La fortune toutefois avait refusé à M. de Moustier un don précieux pour un ministre : celui de l’exactitude. Il n’avait pas le sentiment de l’heure. À l’étranger, ses habitudes irrégulières n’étaient un sujet de désespoir que pour ses attachés ; mais à Paris elles mécontentèrent souvent l’empereur, et elles fournirent à ses adversaires l’arme qui devait déterminer du même coup sa chute et sa mort, si prématurée, et l’on peut dire, si dramatique[1]. Mais bien qu’en apparence distrait, son cerveau était toujours en travail, et tandis qu’on le croyait adonné aux choses futiles de la vie, il méditait ses dépêches et préparait ses entretiens[2]. Il avait un autre défaut : d’une timidité hautaine, il négligeait de se créer des relations et se refusait aux compromissions que le pouvoir exige de nos jours. Il se dérobait au souci qu’imposent en France à tous les ministres les questions de personnes ; sa porte restait fermée aux quémandeurs. N’ayant jamais rien demandé pour lui-même, il restait inaccessible aux sollicitations. Il négligeait la presse, qui le lui rendait en laissant ses services dans l’ombre, tandis qu’elle exaltait et transformait en hommes d’état des personnalités sans portée, mais âpres à la réclame. Il ne se préoccupait que de l’empereur, auquel il était sincèrement dévoué, et de M. Rouher, dont il appréciait l’intégrité et admirait le talent. Tel était avec ses qualités, mais aussi avec ses imperfections, le ministre que, dans une heure de crise, l’empereur appelait dans les conseils de son gouvernement.

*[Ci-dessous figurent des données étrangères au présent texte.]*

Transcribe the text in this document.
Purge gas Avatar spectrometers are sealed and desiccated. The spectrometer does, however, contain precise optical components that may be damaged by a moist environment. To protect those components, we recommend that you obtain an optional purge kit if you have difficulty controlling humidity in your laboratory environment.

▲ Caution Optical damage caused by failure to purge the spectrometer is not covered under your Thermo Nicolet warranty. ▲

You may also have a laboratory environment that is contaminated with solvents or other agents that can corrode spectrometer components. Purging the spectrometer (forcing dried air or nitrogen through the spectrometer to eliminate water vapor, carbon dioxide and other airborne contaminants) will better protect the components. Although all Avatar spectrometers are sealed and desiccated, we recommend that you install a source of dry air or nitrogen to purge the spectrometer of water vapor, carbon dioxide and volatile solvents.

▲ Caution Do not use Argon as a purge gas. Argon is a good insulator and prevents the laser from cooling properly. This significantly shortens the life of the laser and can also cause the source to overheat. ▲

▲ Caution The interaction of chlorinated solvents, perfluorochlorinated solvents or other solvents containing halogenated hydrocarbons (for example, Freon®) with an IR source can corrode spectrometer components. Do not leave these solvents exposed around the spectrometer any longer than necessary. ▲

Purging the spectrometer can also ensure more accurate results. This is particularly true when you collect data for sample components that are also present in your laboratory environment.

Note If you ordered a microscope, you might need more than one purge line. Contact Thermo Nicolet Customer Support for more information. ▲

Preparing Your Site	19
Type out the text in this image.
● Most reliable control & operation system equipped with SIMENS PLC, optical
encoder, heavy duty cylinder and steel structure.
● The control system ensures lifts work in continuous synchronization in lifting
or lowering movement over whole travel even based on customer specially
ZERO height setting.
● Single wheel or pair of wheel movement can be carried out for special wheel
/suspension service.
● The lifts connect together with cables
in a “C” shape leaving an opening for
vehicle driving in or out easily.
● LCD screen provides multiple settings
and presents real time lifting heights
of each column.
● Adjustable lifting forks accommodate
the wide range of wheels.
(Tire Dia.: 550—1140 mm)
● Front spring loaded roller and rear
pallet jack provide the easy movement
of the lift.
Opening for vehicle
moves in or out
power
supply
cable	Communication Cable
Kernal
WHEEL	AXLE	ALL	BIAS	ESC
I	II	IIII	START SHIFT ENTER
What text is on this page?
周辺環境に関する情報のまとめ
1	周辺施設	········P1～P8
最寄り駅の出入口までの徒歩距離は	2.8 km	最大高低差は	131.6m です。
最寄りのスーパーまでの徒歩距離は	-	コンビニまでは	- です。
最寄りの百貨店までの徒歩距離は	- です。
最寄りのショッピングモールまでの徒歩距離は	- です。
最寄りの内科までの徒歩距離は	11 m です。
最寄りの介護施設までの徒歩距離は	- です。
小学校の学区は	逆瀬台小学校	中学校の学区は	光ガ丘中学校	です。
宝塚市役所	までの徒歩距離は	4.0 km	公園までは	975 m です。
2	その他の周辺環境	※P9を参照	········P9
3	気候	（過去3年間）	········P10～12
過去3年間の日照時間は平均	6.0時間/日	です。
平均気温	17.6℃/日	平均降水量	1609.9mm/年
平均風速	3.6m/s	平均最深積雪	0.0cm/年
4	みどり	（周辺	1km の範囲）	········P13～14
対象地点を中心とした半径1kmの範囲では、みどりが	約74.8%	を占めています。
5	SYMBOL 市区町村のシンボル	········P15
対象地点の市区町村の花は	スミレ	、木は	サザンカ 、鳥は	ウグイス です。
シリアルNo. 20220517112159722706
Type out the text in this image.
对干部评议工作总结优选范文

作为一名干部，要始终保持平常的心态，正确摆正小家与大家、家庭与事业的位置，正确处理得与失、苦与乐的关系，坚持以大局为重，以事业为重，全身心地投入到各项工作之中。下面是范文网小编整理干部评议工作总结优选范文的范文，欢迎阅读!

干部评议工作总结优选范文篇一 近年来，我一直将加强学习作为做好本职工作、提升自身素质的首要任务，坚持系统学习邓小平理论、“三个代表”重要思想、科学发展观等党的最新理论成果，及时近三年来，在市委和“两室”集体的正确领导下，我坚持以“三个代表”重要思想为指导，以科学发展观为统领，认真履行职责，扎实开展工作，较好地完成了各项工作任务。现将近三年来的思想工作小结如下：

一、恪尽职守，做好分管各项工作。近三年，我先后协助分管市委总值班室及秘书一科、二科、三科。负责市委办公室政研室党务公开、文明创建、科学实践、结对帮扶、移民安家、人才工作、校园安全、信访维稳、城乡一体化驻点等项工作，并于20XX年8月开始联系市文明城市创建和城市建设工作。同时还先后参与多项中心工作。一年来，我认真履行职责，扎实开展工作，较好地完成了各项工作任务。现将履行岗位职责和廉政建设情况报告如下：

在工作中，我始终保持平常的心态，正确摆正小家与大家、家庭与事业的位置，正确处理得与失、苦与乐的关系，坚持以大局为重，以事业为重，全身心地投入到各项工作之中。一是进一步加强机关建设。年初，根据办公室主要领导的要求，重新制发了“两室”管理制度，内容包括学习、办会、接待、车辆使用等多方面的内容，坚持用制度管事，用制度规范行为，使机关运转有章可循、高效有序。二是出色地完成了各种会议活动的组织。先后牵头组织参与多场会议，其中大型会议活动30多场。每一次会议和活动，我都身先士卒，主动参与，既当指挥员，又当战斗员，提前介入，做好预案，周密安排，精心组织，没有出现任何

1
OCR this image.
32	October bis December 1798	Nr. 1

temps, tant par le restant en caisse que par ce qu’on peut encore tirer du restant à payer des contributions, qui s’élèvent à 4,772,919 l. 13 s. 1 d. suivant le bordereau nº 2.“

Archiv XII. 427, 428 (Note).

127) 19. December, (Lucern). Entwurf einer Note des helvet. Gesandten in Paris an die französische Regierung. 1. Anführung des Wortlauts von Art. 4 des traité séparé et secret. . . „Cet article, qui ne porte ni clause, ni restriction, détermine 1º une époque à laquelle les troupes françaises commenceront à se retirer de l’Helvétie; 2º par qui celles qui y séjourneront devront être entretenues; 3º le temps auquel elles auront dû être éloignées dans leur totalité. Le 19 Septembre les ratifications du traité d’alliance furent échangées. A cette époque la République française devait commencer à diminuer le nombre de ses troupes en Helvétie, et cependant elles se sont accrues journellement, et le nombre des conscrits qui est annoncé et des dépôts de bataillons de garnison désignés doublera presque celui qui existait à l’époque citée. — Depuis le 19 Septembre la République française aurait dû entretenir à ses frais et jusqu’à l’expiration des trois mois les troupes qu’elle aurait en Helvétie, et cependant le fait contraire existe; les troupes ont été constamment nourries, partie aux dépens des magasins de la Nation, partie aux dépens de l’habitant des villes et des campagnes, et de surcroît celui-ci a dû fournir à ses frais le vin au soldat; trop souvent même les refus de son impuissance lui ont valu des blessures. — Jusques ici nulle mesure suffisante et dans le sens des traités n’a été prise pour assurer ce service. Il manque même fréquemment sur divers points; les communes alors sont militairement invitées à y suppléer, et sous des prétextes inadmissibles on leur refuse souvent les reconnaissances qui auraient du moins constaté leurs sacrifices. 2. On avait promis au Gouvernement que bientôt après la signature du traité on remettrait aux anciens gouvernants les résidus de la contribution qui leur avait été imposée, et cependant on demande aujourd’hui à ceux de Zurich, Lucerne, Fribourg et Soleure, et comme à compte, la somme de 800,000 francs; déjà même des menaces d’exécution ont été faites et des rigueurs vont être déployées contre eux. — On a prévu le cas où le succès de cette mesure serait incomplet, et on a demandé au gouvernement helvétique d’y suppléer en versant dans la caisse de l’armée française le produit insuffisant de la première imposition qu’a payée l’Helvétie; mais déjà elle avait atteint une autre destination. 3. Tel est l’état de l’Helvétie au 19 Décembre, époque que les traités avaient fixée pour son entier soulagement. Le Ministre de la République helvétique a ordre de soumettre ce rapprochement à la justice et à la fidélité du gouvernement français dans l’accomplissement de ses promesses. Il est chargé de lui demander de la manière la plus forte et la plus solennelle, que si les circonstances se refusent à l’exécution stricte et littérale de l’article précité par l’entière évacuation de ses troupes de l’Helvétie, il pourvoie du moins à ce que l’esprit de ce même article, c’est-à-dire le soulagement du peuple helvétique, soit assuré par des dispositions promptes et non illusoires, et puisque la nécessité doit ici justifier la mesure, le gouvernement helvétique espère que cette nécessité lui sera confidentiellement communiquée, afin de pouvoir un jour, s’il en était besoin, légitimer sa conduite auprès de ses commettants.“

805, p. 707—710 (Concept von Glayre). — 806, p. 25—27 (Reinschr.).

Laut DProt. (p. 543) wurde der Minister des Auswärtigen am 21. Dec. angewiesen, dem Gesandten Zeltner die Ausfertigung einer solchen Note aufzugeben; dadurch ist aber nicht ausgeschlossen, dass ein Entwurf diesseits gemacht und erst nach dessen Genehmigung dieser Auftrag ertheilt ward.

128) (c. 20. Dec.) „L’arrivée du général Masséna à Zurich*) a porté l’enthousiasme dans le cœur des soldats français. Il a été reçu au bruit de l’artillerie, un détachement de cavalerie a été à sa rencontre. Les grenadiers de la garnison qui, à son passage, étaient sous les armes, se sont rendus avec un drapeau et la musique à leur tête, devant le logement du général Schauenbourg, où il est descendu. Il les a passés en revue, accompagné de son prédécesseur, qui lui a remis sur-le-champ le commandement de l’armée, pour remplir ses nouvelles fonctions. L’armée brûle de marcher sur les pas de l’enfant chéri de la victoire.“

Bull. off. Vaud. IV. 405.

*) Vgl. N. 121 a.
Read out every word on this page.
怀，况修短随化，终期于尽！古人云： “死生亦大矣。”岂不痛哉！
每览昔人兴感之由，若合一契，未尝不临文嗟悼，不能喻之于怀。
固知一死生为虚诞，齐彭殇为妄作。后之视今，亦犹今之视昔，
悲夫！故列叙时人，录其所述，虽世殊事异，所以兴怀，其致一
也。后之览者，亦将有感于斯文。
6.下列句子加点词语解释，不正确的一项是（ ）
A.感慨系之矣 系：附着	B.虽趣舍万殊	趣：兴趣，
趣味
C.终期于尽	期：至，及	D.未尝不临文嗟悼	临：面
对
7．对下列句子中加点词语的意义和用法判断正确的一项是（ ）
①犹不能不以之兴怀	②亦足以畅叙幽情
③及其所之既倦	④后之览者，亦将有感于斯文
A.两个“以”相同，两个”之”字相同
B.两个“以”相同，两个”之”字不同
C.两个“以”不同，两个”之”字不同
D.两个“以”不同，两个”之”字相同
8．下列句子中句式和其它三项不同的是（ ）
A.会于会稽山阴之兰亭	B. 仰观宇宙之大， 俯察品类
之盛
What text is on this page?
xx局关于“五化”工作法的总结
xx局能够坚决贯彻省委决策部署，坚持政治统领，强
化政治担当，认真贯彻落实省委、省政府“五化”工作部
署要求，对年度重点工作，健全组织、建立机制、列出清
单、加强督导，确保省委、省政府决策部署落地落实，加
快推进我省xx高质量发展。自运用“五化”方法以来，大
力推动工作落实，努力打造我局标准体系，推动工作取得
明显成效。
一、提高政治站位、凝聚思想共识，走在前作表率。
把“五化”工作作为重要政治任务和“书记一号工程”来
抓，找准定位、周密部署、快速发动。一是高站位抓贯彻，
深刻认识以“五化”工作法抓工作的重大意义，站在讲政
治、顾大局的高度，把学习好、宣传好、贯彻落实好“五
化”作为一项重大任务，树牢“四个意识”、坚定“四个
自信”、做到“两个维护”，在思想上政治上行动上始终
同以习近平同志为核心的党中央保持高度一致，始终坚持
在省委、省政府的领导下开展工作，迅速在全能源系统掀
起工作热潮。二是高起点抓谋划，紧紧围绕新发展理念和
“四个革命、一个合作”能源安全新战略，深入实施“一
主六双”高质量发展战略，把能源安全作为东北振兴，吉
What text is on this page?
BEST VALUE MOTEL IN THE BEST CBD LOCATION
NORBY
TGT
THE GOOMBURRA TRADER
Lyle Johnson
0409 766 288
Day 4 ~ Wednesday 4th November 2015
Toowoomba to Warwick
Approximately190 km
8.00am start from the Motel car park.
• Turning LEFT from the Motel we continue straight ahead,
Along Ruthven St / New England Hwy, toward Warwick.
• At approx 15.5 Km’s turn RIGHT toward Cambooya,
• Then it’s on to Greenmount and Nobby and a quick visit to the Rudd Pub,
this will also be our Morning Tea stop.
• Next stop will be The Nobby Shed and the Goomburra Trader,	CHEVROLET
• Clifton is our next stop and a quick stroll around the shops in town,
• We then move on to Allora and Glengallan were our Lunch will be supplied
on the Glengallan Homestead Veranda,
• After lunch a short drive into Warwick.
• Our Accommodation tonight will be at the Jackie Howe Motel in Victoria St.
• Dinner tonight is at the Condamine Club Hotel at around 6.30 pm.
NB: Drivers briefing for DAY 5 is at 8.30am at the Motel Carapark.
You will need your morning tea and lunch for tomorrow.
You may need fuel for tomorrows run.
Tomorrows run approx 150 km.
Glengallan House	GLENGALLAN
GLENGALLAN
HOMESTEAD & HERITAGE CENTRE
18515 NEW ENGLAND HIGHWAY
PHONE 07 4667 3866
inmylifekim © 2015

On ne doutait pas de son acceptation, d’autant que l’offre avait presque le caractère d’un ordre. Mais, sans décliner absolument la tâche qu’on lui proposait, il se défendit. Il aimait Constantinople et ne se souciait pas d’échanger la vie indépendante du Bosphore contre les charges et les responsabilités du pouvoir. Il argua de son éloignement, de son ignorance des événemens : « Étranger aux négociations qui ont préparé et suivi la guerre de Bohème, écrivait-il, je ne crois pas pouvoir, dans des circonstances aussi difficiles ; rendre les services que l’empereur attend de mon dévoûment. » Mais sa nomination était arrêtée. Les raisons qu’il invoquait

  1. On raconte qu’à Compiègne, M. de Moustier tomba sans connaissance au moment où il lisait un rapport au conseil des ministres. Peu de jours après on l’emportait agonisant du quai d’Orsay pour faire place au nouveau ministre et à Mme la marquise de La Valette, qui, elle aussi, était à toute extrémité. Ce fut le chassé-croisé de la mort.
  2. Le rôle de la direction politique se borna pendant la durée de son ministère à l’expédition des affaires courantes. Toutes les minutes des dépêches de quelque importance sont écrites de sa main, sans parler des nombreuses lettres particulières qu’il adressait aux agens. C’est la meilleure réfutation à opposer à ses adversaires qui pour l’amoindrir, prétendaient qu’il négligeait les affaires de son département.